Cane feroce azzanna barboncino e semina il panico

Attimi di paura ieri: il padrone del cagnolino finisce sanguinante a terra, l’animale è in gravi condizioni

30/08/2018 - 09:18

Cane feroce azzanna barboncino e semina il panico

RICCIONE. Un cane, simile a un pitbull, azzanna un barboncino nella pancia per molti minuti tanto da ridurlo in gravi condizioni, per poi seminare il panico fra i passanti.

L’episodio si è verificato nella mattinata di ieri. A raccontarlo – sulla pagina Facebook Come vorremmo la nostra Riccione – è Esperia Tonini dell’Hotel Parioli.

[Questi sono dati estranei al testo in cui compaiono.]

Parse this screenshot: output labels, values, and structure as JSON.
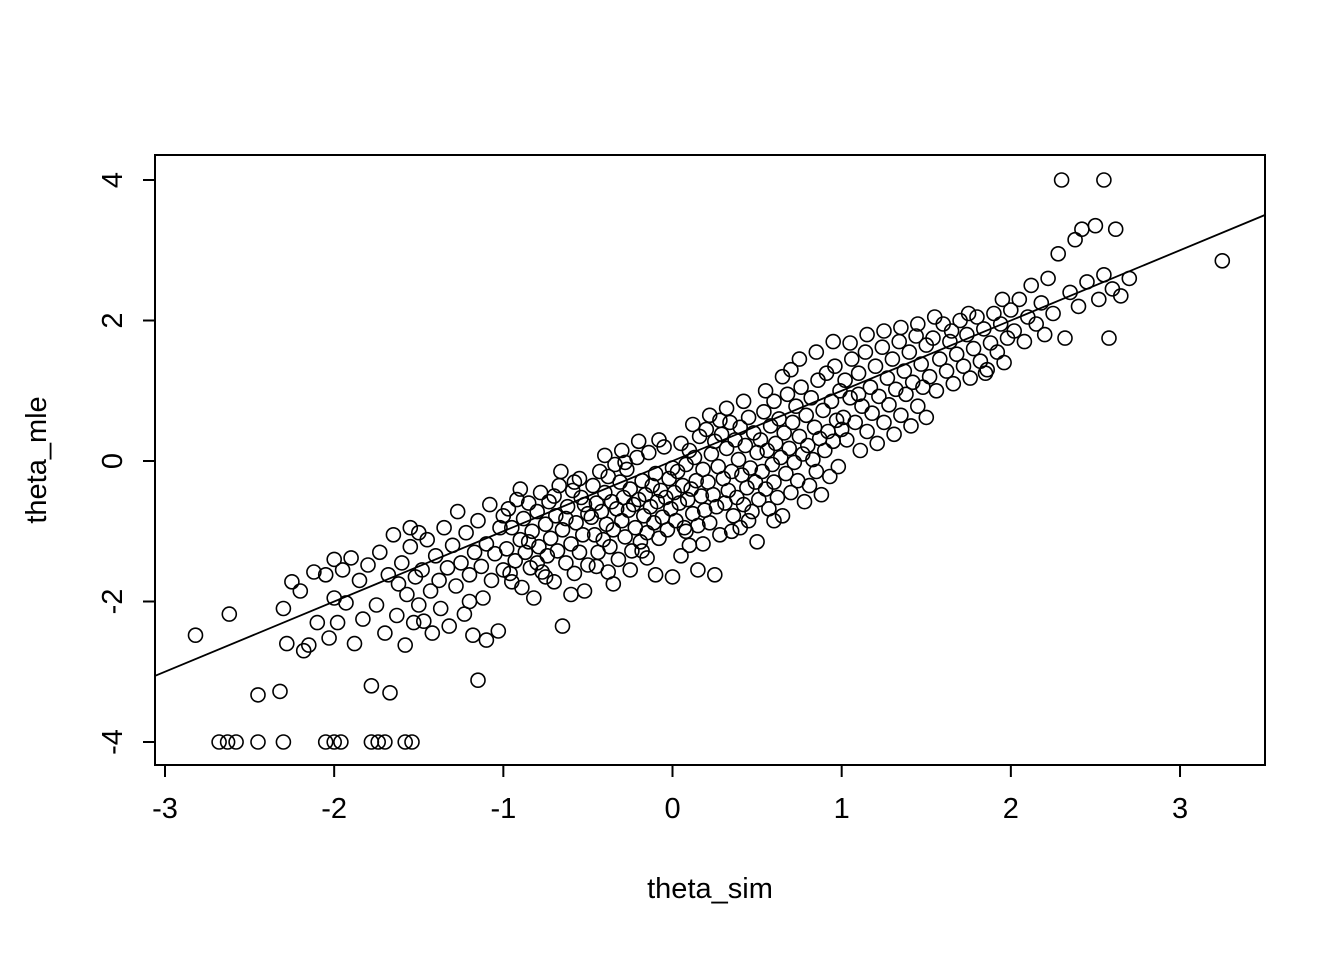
{
  "colors": {
    "foreground": "#000000",
    "background": "#ffffff"
  },
  "chart_data": {
    "type": "scatter",
    "title": "",
    "xlabel": "theta_sim",
    "ylabel": "theta_mle",
    "x_ticks": [
      -3,
      -2,
      -1,
      0,
      1,
      2,
      3
    ],
    "y_ticks": [
      -4,
      -2,
      0,
      2,
      4
    ],
    "xlim": [
      -3.06,
      3.5
    ],
    "ylim": [
      -4.33,
      4.36
    ],
    "grid": false,
    "legend": "none",
    "marker": "open-circle",
    "fit_line": {
      "description": "identity line y = x clipped to plot box",
      "x1": -3.06,
      "y1": -3.06,
      "x2": 3.5,
      "y2": 3.5
    },
    "clamped_floor_value": -4,
    "points": [
      [
        -2.82,
        -2.48
      ],
      [
        -2.62,
        -2.18
      ],
      [
        -2.45,
        -3.33
      ],
      [
        -2.32,
        -3.28
      ],
      [
        -2.3,
        -2.1
      ],
      [
        -2.28,
        -2.6
      ],
      [
        -2.2,
        -1.85
      ],
      [
        -2.18,
        -2.7
      ],
      [
        -2.12,
        -1.58
      ],
      [
        -2.1,
        -2.3
      ],
      [
        -2.05,
        -1.62
      ],
      [
        -2.03,
        -2.52
      ],
      [
        -2.0,
        -1.4
      ],
      [
        -2.0,
        -1.95
      ],
      [
        -2.15,
        -2.62
      ],
      [
        -2.25,
        -1.72
      ],
      [
        -1.98,
        -2.3
      ],
      [
        -1.95,
        -1.55
      ],
      [
        -1.93,
        -2.02
      ],
      [
        -1.9,
        -1.38
      ],
      [
        -1.88,
        -2.6
      ],
      [
        -1.85,
        -1.7
      ],
      [
        -1.83,
        -2.25
      ],
      [
        -1.8,
        -1.48
      ],
      [
        -1.78,
        -3.2
      ],
      [
        -1.75,
        -2.05
      ],
      [
        -1.73,
        -1.3
      ],
      [
        -1.7,
        -2.45
      ],
      [
        -1.68,
        -1.62
      ],
      [
        -1.67,
        -3.3
      ],
      [
        -1.65,
        -1.05
      ],
      [
        -1.63,
        -2.2
      ],
      [
        -1.6,
        -1.45
      ],
      [
        -1.58,
        -2.62
      ],
      [
        -1.57,
        -1.9
      ],
      [
        -1.55,
        -1.22
      ],
      [
        -1.53,
        -2.3
      ],
      [
        -1.52,
        -1.65
      ],
      [
        -1.5,
        -2.05
      ],
      [
        -1.5,
        -1.02
      ],
      [
        -1.55,
        -0.95
      ],
      [
        -1.62,
        -1.75
      ],
      [
        -1.48,
        -1.55
      ],
      [
        -1.47,
        -2.28
      ],
      [
        -1.45,
        -1.12
      ],
      [
        -1.43,
        -1.85
      ],
      [
        -1.42,
        -2.45
      ],
      [
        -1.4,
        -1.35
      ],
      [
        -1.38,
        -1.7
      ],
      [
        -1.37,
        -2.1
      ],
      [
        -1.35,
        -0.95
      ],
      [
        -1.33,
        -1.52
      ],
      [
        -1.32,
        -2.35
      ],
      [
        -1.3,
        -1.2
      ],
      [
        -1.28,
        -1.78
      ],
      [
        -1.27,
        -0.72
      ],
      [
        -1.25,
        -1.45
      ],
      [
        -1.23,
        -2.18
      ],
      [
        -1.22,
        -1.02
      ],
      [
        -1.2,
        -1.62
      ],
      [
        -1.18,
        -2.48
      ],
      [
        -1.17,
        -1.3
      ],
      [
        -1.15,
        -3.12
      ],
      [
        -1.15,
        -0.85
      ],
      [
        -1.13,
        -1.5
      ],
      [
        -1.12,
        -1.95
      ],
      [
        -1.1,
        -1.18
      ],
      [
        -1.08,
        -0.62
      ],
      [
        -1.07,
        -1.7
      ],
      [
        -1.05,
        -1.32
      ],
      [
        -1.03,
        -2.42
      ],
      [
        -1.02,
        -0.95
      ],
      [
        -1.0,
        -1.55
      ],
      [
        -1.0,
        -0.78
      ],
      [
        -1.1,
        -2.55
      ],
      [
        -1.2,
        -2.0
      ],
      [
        -0.98,
        -1.25
      ],
      [
        -0.97,
        -0.68
      ],
      [
        -0.96,
        -1.6
      ],
      [
        -0.95,
        -0.95
      ],
      [
        -0.93,
        -1.42
      ],
      [
        -0.92,
        -0.55
      ],
      [
        -0.9,
        -1.12
      ],
      [
        -0.89,
        -1.8
      ],
      [
        -0.88,
        -0.82
      ],
      [
        -0.87,
        -1.3
      ],
      [
        -0.85,
        -0.6
      ],
      [
        -0.84,
        -1.52
      ],
      [
        -0.83,
        -1.0
      ],
      [
        -0.82,
        -1.95
      ],
      [
        -0.8,
        -0.72
      ],
      [
        -0.79,
        -1.22
      ],
      [
        -0.78,
        -0.45
      ],
      [
        -0.77,
        -1.58
      ],
      [
        -0.75,
        -0.9
      ],
      [
        -0.74,
        -1.35
      ],
      [
        -0.73,
        -0.58
      ],
      [
        -0.72,
        -1.1
      ],
      [
        -0.7,
        -1.72
      ],
      [
        -0.69,
        -0.78
      ],
      [
        -0.68,
        -1.28
      ],
      [
        -0.67,
        -0.35
      ],
      [
        -0.65,
        -2.35
      ],
      [
        -0.65,
        -0.98
      ],
      [
        -0.63,
        -1.45
      ],
      [
        -0.62,
        -0.65
      ],
      [
        -0.6,
        -1.18
      ],
      [
        -0.59,
        -0.42
      ],
      [
        -0.58,
        -1.6
      ],
      [
        -0.57,
        -0.88
      ],
      [
        -0.55,
        -1.3
      ],
      [
        -0.54,
        -0.52
      ],
      [
        -0.53,
        -1.05
      ],
      [
        -0.52,
        -1.85
      ],
      [
        -0.5,
        -0.75
      ],
      [
        -0.5,
        -1.48
      ],
      [
        -0.55,
        -0.25
      ],
      [
        -0.6,
        -1.9
      ],
      [
        -0.66,
        -0.15
      ],
      [
        -0.7,
        -0.5
      ],
      [
        -0.75,
        -1.65
      ],
      [
        -0.8,
        -1.45
      ],
      [
        -0.85,
        -1.15
      ],
      [
        -0.9,
        -0.4
      ],
      [
        -0.95,
        -1.72
      ],
      [
        -0.63,
        -0.82
      ],
      [
        -0.58,
        -0.3
      ],
      [
        -0.52,
        -0.62
      ],
      [
        -0.48,
        -0.8
      ],
      [
        -0.47,
        -0.35
      ],
      [
        -0.46,
        -1.05
      ],
      [
        -0.45,
        -0.6
      ],
      [
        -0.44,
        -1.3
      ],
      [
        -0.43,
        -0.15
      ],
      [
        -0.42,
        -0.72
      ],
      [
        -0.41,
        -1.12
      ],
      [
        -0.4,
        -0.45
      ],
      [
        -0.39,
        -0.9
      ],
      [
        -0.38,
        -0.22
      ],
      [
        -0.37,
        -1.22
      ],
      [
        -0.36,
        -0.58
      ],
      [
        -0.35,
        -0.98
      ],
      [
        -0.34,
        -0.05
      ],
      [
        -0.33,
        -0.68
      ],
      [
        -0.32,
        -1.4
      ],
      [
        -0.31,
        -0.3
      ],
      [
        -0.3,
        -0.85
      ],
      [
        -0.29,
        -0.52
      ],
      [
        -0.28,
        -1.08
      ],
      [
        -0.27,
        -0.12
      ],
      [
        -0.26,
        -0.7
      ],
      [
        -0.25,
        -0.4
      ],
      [
        -0.24,
        -1.28
      ],
      [
        -0.23,
        -0.62
      ],
      [
        -0.22,
        -0.95
      ],
      [
        -0.21,
        0.05
      ],
      [
        -0.2,
        -0.55
      ],
      [
        -0.19,
        -1.15
      ],
      [
        -0.18,
        -0.28
      ],
      [
        -0.17,
        -0.78
      ],
      [
        -0.16,
        -0.48
      ],
      [
        -0.15,
        -1.02
      ],
      [
        -0.14,
        0.12
      ],
      [
        -0.13,
        -0.65
      ],
      [
        -0.12,
        -0.35
      ],
      [
        -0.11,
        -0.88
      ],
      [
        -0.1,
        -1.62
      ],
      [
        -0.1,
        -0.18
      ],
      [
        -0.09,
        -0.58
      ],
      [
        -0.08,
        -1.1
      ],
      [
        -0.07,
        -0.42
      ],
      [
        -0.06,
        -0.8
      ],
      [
        -0.05,
        0.2
      ],
      [
        -0.04,
        -0.52
      ],
      [
        -0.03,
        -0.98
      ],
      [
        -0.02,
        -0.25
      ],
      [
        -0.01,
        -0.68
      ],
      [
        0.0,
        -1.65
      ],
      [
        0.0,
        -0.1
      ],
      [
        -0.2,
        0.28
      ],
      [
        -0.25,
        -1.55
      ],
      [
        -0.3,
        0.15
      ],
      [
        -0.35,
        -1.75
      ],
      [
        -0.4,
        0.08
      ],
      [
        -0.45,
        -1.5
      ],
      [
        -0.15,
        -1.38
      ],
      [
        -0.08,
        0.3
      ],
      [
        -0.28,
        -0.02
      ],
      [
        -0.38,
        -1.58
      ],
      [
        -0.18,
        -1.28
      ],
      [
        0.01,
        -0.45
      ],
      [
        0.02,
        -0.85
      ],
      [
        0.03,
        -0.15
      ],
      [
        0.04,
        -0.6
      ],
      [
        0.05,
        0.25
      ],
      [
        0.06,
        -0.35
      ],
      [
        0.07,
        -0.95
      ],
      [
        0.08,
        -0.05
      ],
      [
        0.09,
        -0.55
      ],
      [
        0.1,
        -1.2
      ],
      [
        0.1,
        0.15
      ],
      [
        0.11,
        -0.4
      ],
      [
        0.12,
        -0.75
      ],
      [
        0.13,
        0.05
      ],
      [
        0.14,
        -0.28
      ],
      [
        0.15,
        -0.92
      ],
      [
        0.16,
        0.35
      ],
      [
        0.17,
        -0.5
      ],
      [
        0.18,
        -0.12
      ],
      [
        0.19,
        -0.7
      ],
      [
        0.2,
        0.45
      ],
      [
        0.21,
        -0.3
      ],
      [
        0.22,
        -0.88
      ],
      [
        0.23,
        0.1
      ],
      [
        0.24,
        -0.48
      ],
      [
        0.25,
        0.28
      ],
      [
        0.26,
        -0.65
      ],
      [
        0.27,
        -0.08
      ],
      [
        0.28,
        -1.05
      ],
      [
        0.29,
        0.38
      ],
      [
        0.3,
        -0.25
      ],
      [
        0.31,
        -0.6
      ],
      [
        0.32,
        0.18
      ],
      [
        0.33,
        -0.42
      ],
      [
        0.34,
        0.55
      ],
      [
        0.35,
        -0.15
      ],
      [
        0.36,
        -0.78
      ],
      [
        0.37,
        0.3
      ],
      [
        0.38,
        -0.52
      ],
      [
        0.39,
        0.02
      ],
      [
        0.4,
        -0.95
      ],
      [
        0.4,
        0.48
      ],
      [
        0.41,
        -0.2
      ],
      [
        0.42,
        -0.62
      ],
      [
        0.43,
        0.22
      ],
      [
        0.44,
        -0.38
      ],
      [
        0.45,
        0.62
      ],
      [
        0.46,
        -0.1
      ],
      [
        0.47,
        -0.72
      ],
      [
        0.48,
        0.4
      ],
      [
        0.49,
        -0.3
      ],
      [
        0.5,
        0.12
      ],
      [
        0.5,
        -1.15
      ],
      [
        0.05,
        -1.35
      ],
      [
        0.15,
        -1.55
      ],
      [
        0.25,
        -1.62
      ],
      [
        0.35,
        -1.0
      ],
      [
        0.45,
        -0.85
      ],
      [
        0.12,
        0.52
      ],
      [
        0.22,
        0.65
      ],
      [
        0.32,
        0.75
      ],
      [
        0.42,
        0.85
      ],
      [
        0.08,
        -1.0
      ],
      [
        0.18,
        -1.18
      ],
      [
        0.28,
        0.58
      ],
      [
        0.51,
        -0.55
      ],
      [
        0.52,
        0.3
      ],
      [
        0.53,
        -0.15
      ],
      [
        0.54,
        0.7
      ],
      [
        0.55,
        -0.4
      ],
      [
        0.56,
        0.15
      ],
      [
        0.57,
        -0.68
      ],
      [
        0.58,
        0.5
      ],
      [
        0.59,
        -0.05
      ],
      [
        0.6,
        0.85
      ],
      [
        0.6,
        -0.3
      ],
      [
        0.61,
        0.25
      ],
      [
        0.62,
        -0.52
      ],
      [
        0.63,
        0.6
      ],
      [
        0.64,
        0.05
      ],
      [
        0.65,
        -0.78
      ],
      [
        0.66,
        0.4
      ],
      [
        0.67,
        -0.18
      ],
      [
        0.68,
        0.95
      ],
      [
        0.69,
        0.18
      ],
      [
        0.7,
        -0.45
      ],
      [
        0.71,
        0.55
      ],
      [
        0.72,
        -0.02
      ],
      [
        0.73,
        0.78
      ],
      [
        0.74,
        -0.28
      ],
      [
        0.75,
        0.35
      ],
      [
        0.76,
        1.05
      ],
      [
        0.77,
        0.1
      ],
      [
        0.78,
        -0.58
      ],
      [
        0.79,
        0.65
      ],
      [
        0.8,
        0.22
      ],
      [
        0.81,
        -0.35
      ],
      [
        0.82,
        0.9
      ],
      [
        0.83,
        0.02
      ],
      [
        0.84,
        0.48
      ],
      [
        0.85,
        -0.15
      ],
      [
        0.86,
        1.15
      ],
      [
        0.87,
        0.32
      ],
      [
        0.88,
        -0.48
      ],
      [
        0.89,
        0.72
      ],
      [
        0.9,
        0.15
      ],
      [
        0.91,
        1.25
      ],
      [
        0.92,
        0.42
      ],
      [
        0.93,
        -0.22
      ],
      [
        0.94,
        0.85
      ],
      [
        0.95,
        0.28
      ],
      [
        0.96,
        1.35
      ],
      [
        0.97,
        0.58
      ],
      [
        0.98,
        -0.08
      ],
      [
        0.99,
        1.0
      ],
      [
        1.0,
        0.45
      ],
      [
        0.55,
        1.0
      ],
      [
        0.65,
        1.2
      ],
      [
        0.75,
        1.45
      ],
      [
        0.85,
        1.55
      ],
      [
        0.95,
        1.7
      ],
      [
        0.7,
        1.3
      ],
      [
        0.6,
        -0.85
      ],
      [
        1.01,
        0.62
      ],
      [
        1.02,
        1.15
      ],
      [
        1.03,
        0.3
      ],
      [
        1.05,
        0.9
      ],
      [
        1.06,
        1.45
      ],
      [
        1.08,
        0.55
      ],
      [
        1.1,
        1.25
      ],
      [
        1.11,
        0.15
      ],
      [
        1.12,
        0.78
      ],
      [
        1.14,
        1.55
      ],
      [
        1.15,
        0.42
      ],
      [
        1.17,
        1.05
      ],
      [
        1.18,
        0.68
      ],
      [
        1.2,
        1.35
      ],
      [
        1.21,
        0.25
      ],
      [
        1.22,
        0.92
      ],
      [
        1.24,
        1.62
      ],
      [
        1.25,
        0.55
      ],
      [
        1.27,
        1.18
      ],
      [
        1.28,
        0.8
      ],
      [
        1.3,
        1.45
      ],
      [
        1.31,
        0.38
      ],
      [
        1.32,
        1.02
      ],
      [
        1.34,
        1.7
      ],
      [
        1.35,
        0.65
      ],
      [
        1.37,
        1.28
      ],
      [
        1.38,
        0.95
      ],
      [
        1.4,
        1.55
      ],
      [
        1.41,
        0.5
      ],
      [
        1.42,
        1.12
      ],
      [
        1.44,
        1.78
      ],
      [
        1.45,
        0.78
      ],
      [
        1.47,
        1.38
      ],
      [
        1.48,
        1.05
      ],
      [
        1.5,
        1.65
      ],
      [
        1.5,
        0.62
      ],
      [
        1.05,
        1.68
      ],
      [
        1.15,
        1.8
      ],
      [
        1.25,
        1.85
      ],
      [
        1.35,
        1.9
      ],
      [
        1.45,
        1.95
      ],
      [
        1.1,
        0.95
      ],
      [
        1.52,
        1.2
      ],
      [
        1.54,
        1.75
      ],
      [
        1.56,
        1.0
      ],
      [
        1.58,
        1.45
      ],
      [
        1.6,
        1.95
      ],
      [
        1.62,
        1.28
      ],
      [
        1.64,
        1.7
      ],
      [
        1.66,
        1.1
      ],
      [
        1.68,
        1.52
      ],
      [
        1.7,
        2.0
      ],
      [
        1.72,
        1.35
      ],
      [
        1.74,
        1.8
      ],
      [
        1.76,
        1.18
      ],
      [
        1.78,
        1.6
      ],
      [
        1.8,
        2.05
      ],
      [
        1.82,
        1.42
      ],
      [
        1.84,
        1.88
      ],
      [
        1.86,
        1.3
      ],
      [
        1.88,
        1.68
      ],
      [
        1.9,
        2.1
      ],
      [
        1.92,
        1.55
      ],
      [
        1.94,
        1.95
      ],
      [
        1.96,
        1.4
      ],
      [
        1.98,
        1.75
      ],
      [
        2.0,
        2.15
      ],
      [
        1.55,
        2.05
      ],
      [
        1.65,
        1.85
      ],
      [
        1.75,
        2.1
      ],
      [
        1.85,
        1.25
      ],
      [
        1.95,
        2.3
      ],
      [
        2.02,
        1.85
      ],
      [
        2.05,
        2.3
      ],
      [
        2.08,
        1.7
      ],
      [
        2.1,
        2.05
      ],
      [
        2.12,
        2.5
      ],
      [
        2.15,
        1.95
      ],
      [
        2.18,
        2.25
      ],
      [
        2.2,
        1.8
      ],
      [
        2.22,
        2.6
      ],
      [
        2.25,
        2.1
      ],
      [
        2.28,
        2.95
      ],
      [
        2.3,
        4.0
      ],
      [
        2.32,
        1.75
      ],
      [
        2.35,
        2.4
      ],
      [
        2.38,
        3.15
      ],
      [
        2.4,
        2.2
      ],
      [
        2.42,
        3.3
      ],
      [
        2.45,
        2.55
      ],
      [
        2.5,
        3.35
      ],
      [
        2.55,
        4.0
      ],
      [
        2.52,
        2.3
      ],
      [
        2.55,
        2.65
      ],
      [
        2.58,
        1.75
      ],
      [
        2.6,
        2.45
      ],
      [
        2.62,
        3.3
      ],
      [
        2.65,
        2.35
      ],
      [
        2.7,
        2.6
      ],
      [
        3.25,
        2.85
      ],
      [
        -2.68,
        -4
      ],
      [
        -2.63,
        -4
      ],
      [
        -2.58,
        -4
      ],
      [
        -2.45,
        -4
      ],
      [
        -2.3,
        -4
      ],
      [
        -2.05,
        -4
      ],
      [
        -2.0,
        -4
      ],
      [
        -1.96,
        -4
      ],
      [
        -1.78,
        -4
      ],
      [
        -1.74,
        -4
      ],
      [
        -1.7,
        -4
      ],
      [
        -1.58,
        -4
      ],
      [
        -1.54,
        -4
      ]
    ]
  }
}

«Ieri in viale Michelangelo è caduta una turista di fronte al mio hotel. Ha battuto la testa e perdeva molto sangue: l’ambulanza è arrivata subito e appena la donna è stata caricata, è arrivato in zona anche un cane tipo pitbull che aveva un’imbracatura al corpo, ma era privo di collare e museruola».

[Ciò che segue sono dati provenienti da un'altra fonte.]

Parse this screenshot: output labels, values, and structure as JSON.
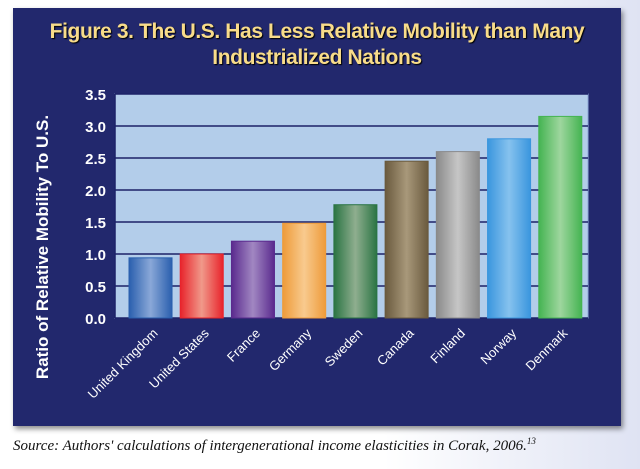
{
  "chart_data": {
    "type": "bar",
    "title": "Figure 3. The U.S. Has Less Relative Mobility than Many Industrialized Nations",
    "title_lines": [
      "Figure 3. The U.S. Has Less Relative Mobility than Many",
      "Industrialized Nations"
    ],
    "xlabel": "",
    "ylabel": "Ratio of Relative Mobility To U.S.",
    "ylim": [
      0,
      3.5
    ],
    "yticks": [
      "0.0",
      "0.5",
      "1.0",
      "1.5",
      "2.0",
      "2.5",
      "3.0",
      "3.5"
    ],
    "grid": true,
    "categories": [
      "United Kingdom",
      "United States",
      "France",
      "Germany",
      "Sweden",
      "Canada",
      "Finland",
      "Norway",
      "Denmark"
    ],
    "values": [
      0.94,
      1.0,
      1.2,
      1.48,
      1.77,
      2.45,
      2.6,
      2.8,
      3.15
    ],
    "colors": [
      {
        "edge": "#2a5fae",
        "mid": "#8aa8d8"
      },
      {
        "edge": "#e8232b",
        "mid": "#f0998a"
      },
      {
        "edge": "#5a2a8e",
        "mid": "#a187c2"
      },
      {
        "edge": "#ee9b3a",
        "mid": "#f8ca8e"
      },
      {
        "edge": "#2a7443",
        "mid": "#8fae8f"
      },
      {
        "edge": "#6a5a3e",
        "mid": "#a8987a"
      },
      {
        "edge": "#8a8a8a",
        "mid": "#c6c6c6"
      },
      {
        "edge": "#3a96de",
        "mid": "#86c2ee"
      },
      {
        "edge": "#45b452",
        "mid": "#9ed69e"
      }
    ],
    "plot_background": "#b3cdea",
    "panel_background": "#22286d",
    "title_color": "#f8dc8a"
  },
  "source": {
    "text": "Source: Authors' calculations of intergenerational income elasticities in Corak, 2006.",
    "footnote": "13"
  }
}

Una volta davanti all’hotel il cane «ha azzannato nella pancia un barboncino che stava passando lungo la via, e veniva tenuto al guinzaglio dai suoi padroni. Il cane era inferocito e non lasciava la preda – racconta ancora la donna –. Il padrone del barboncino, insanguinato al volto, è finito a terra, teneva il suo barboncino e cercava di cacciare l’altro cane. Ma quello non aveva alcuna intenzione di mollare la preda». I numerosi presenti erano come scioccati: «Le donne urlavano, mentre alcuni uomini si sono armati di scope» per tentare di mettere la parola fine al morso del molosso. «Dopo molti minuti – racconta la signora Esperia – il cane ha mollato, ma non si è allontanato dalla zona. Anzi puntava potenziali prede, pronto per un altro attacco». Una scena di panico assoluto, con «i presenti che scappavano o si rifugiavano dietro ai cancelli privati. Alla fine il “simil pitbull” si è allontanato e si è diretto verso il mare».

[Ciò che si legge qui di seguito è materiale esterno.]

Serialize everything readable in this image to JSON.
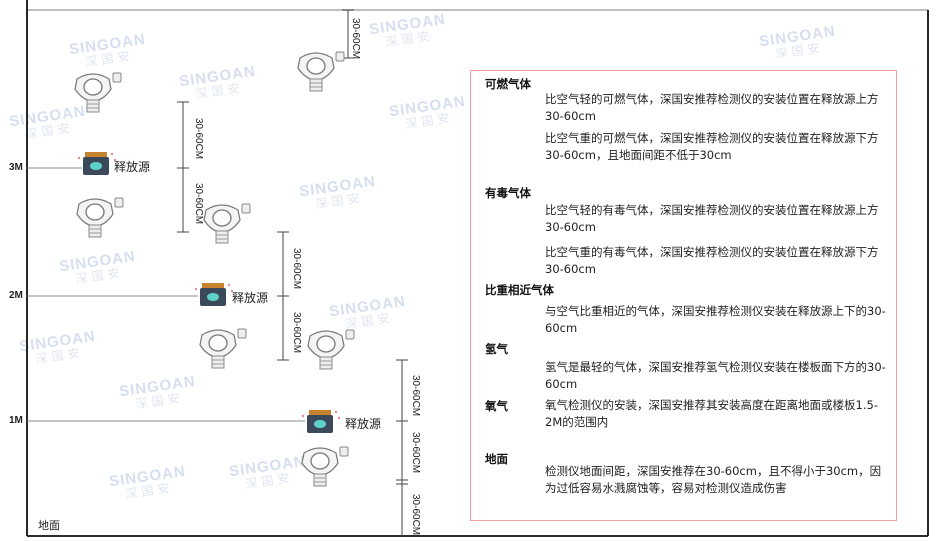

A quel punto l’ambulanza ha dovuto soccorrere due persone: la donna caduta e il proprietario del cagnolino, mentre il barboncino è stato portato da un veterinario».

L’albergatrice conclude: «Abbiamo avuto tutti una grandissima paura. Sono preoccupata. Spero che i padroni abbiano ritrovato subito quel cane “feroce” prima che potesse compiere un altro danno».